Una questione di carattere: pare che Woody Allen ne sia ossessionato, e anche i Pearl Jam, nel 1994, ne hanno fatto il titolo di una loro grande canzone di successo.

Il corduroy, meglio conosciuto come velluto a coste, che trasmetta una sensazione “Shabby chic”, da boscaiolo, da sinistra radicale o da professore di letteratura in università, mai come in questa stagione è stato riproposto da quasi tutti gli stilisti, in tutte le salse.

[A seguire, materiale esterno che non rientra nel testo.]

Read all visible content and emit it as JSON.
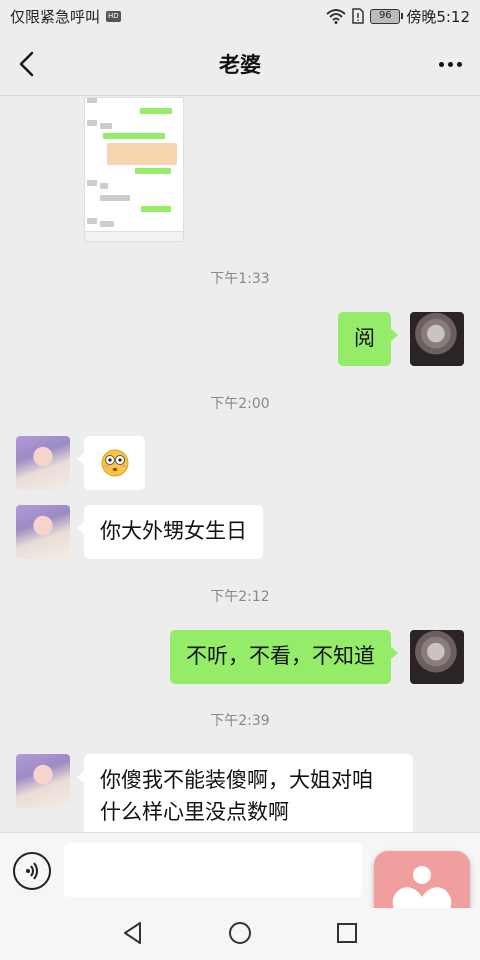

Un ritorno alla semplicità, anche se relativa: in questa sua rinascita, oltre che dalle classiche toppe sui gomiti, è arricchito da applicazioni, multi tasche, frange, e lo troviamo in vestibilità slim fit o super over, abbinato alla pelle o a caldi maglioni in angora.
Prada lo esalta in tutte le sue sfaccettature, con tasche applicate, inserti in pelle o pelliccia, abbinato a gioielli di metallo e legno e collane di conchiglie.
Se ci si imbatte in foto degli anni 60-70, quasi sicuramente troveremo gruppi di amici e/o coppie avvinghiate in un abbraccio dove lui porta il pantalone in velluto a coste abbinato ad un stivaletto con tacco, e lei camicetta leggera e gonna in velluto sopra il ginocchio.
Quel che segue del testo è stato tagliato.